Fama: Die Kommunikation der Gerüchte

Fama: Die Kommunikation der Gerüchte

Organisatoren
Dr. Jürgen Brokoff, Prof. Dr. Jürgen Fohrmann, Dr. Hedwig Pompe, Dr. Brigitte Weingart, Institut für Germanistik, Vergleichende Literatur- und Kulturwissenschaft in Verbindung mit dem Zentrum für Kulturwissenschaft/Cultural Studies Gefördert durch die Volkswagen-Stiftung
Ort
Bonn
Land
Deutschland
Vom - Bis
04.10.2006 - 06.10.2006
Url der Konferenzwebsite
Von
Hedwig Pompe, Universität Bonn

Anlass des Symposiums war die Überlegung, dass über das Thema "Fama" sich zahlreiche Beziehungen zwischen historischen und aktuellen Kommunikationsformen und deren jeweiligen Theorien in unterschiedlichen Wissensbereichen herstellen lassen. Aus den kulturgeschichtlich äußerst reichhaltigen Spektren, die sich mit Formen und Figurationen von Fama verbinden, wurde schließlich der Aspekt der Gerüchtekommunikation als Tagungsthema ausgewählt. Der Ruhm als Komplementärfigur des Gerüchts sollte nachfolgenden Veranstaltungen vorbehalten bleiben. Durchgeführt wurde die Tagung vom Institut für Germanistik, Vergleichende Literatur- und Kulturwissenschaft an der Universität Bonn in Verbindung mit dem Zentrum für Kulturwissenschaft/Cultural Studies der Universität. Jürgen Fohrmann, Jürgen Brokoff, Hedwig Pompe und Brigitte Weingart haben die Tagung konzipiert und ausgerichtet. Die VW-Stiftung hat die Veranstaltung finanziert.

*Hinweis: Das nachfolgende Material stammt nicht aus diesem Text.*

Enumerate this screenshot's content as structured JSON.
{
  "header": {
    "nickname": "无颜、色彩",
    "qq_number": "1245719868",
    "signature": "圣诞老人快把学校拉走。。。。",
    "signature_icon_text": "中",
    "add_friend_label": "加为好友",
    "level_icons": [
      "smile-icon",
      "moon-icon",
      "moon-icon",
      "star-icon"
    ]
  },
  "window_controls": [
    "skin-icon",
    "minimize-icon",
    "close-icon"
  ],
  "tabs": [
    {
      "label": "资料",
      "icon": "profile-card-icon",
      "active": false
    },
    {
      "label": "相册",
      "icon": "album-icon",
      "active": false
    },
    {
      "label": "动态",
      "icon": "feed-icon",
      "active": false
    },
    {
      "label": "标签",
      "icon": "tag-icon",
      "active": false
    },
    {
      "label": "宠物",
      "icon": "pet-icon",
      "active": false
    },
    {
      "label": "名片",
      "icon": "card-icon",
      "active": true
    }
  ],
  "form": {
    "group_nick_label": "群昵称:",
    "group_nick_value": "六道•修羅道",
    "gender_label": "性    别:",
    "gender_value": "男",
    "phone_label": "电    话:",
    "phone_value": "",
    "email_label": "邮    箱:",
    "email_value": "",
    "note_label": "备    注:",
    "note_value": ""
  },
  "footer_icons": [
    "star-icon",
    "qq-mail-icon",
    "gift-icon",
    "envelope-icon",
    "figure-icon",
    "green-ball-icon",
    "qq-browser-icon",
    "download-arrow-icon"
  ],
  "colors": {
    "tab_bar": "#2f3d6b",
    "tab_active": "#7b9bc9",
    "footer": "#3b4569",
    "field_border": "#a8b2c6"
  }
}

Programm, Teilnehmerinnen und Teilnehmer
Das Symposium erstreckte sich über drei Tage mit unterschiedlichen Schwerpunktsetzungen in folgenden Sektionen: Medien und Rhetoriken des Gerüchts / Die Nachricht des Gerüchts und ihre Felder / Epidemische Ausbreitung: Kommunikation und Kontamination. 1 Die kulturwissenschaftlich breite Ausrichtung erlaubte es den Veranstaltern und Veranstalterinnen, Forscherinnen und Forscher aus unterschiedlichen Disziplinen für die Tagung zu gewinnen.2 Die Referate kamen so aus den Bereichen der klassischen Philologie (Dorothee Gall), der Literaturwissenschaft (Natalie Binczek, Daniela Gretz, Albrecht Koschorke, Hans-Joachim Neubauer), der allgemeinen Medien- und Filmwissenschaften (Lorenz Engell, Rembert Hüser, Mathias Mertens, Brigitte Weingart), der Film- und Fernsehwissenschaften (Irmela Schneider), der Erziehungswissenschaften (Birgit Althans), der allgemeinen Kulturwissenschaft (Olaf Briese) und der Wirtschaftswissenschaft (Birger P. Priddat). Als Diskutanten nahmen außerdem Volker Roelcke (Medizingeschichte) und Georg Stanitzek (Literaturwissenschaft/Medientheorie) an der Tagung teil.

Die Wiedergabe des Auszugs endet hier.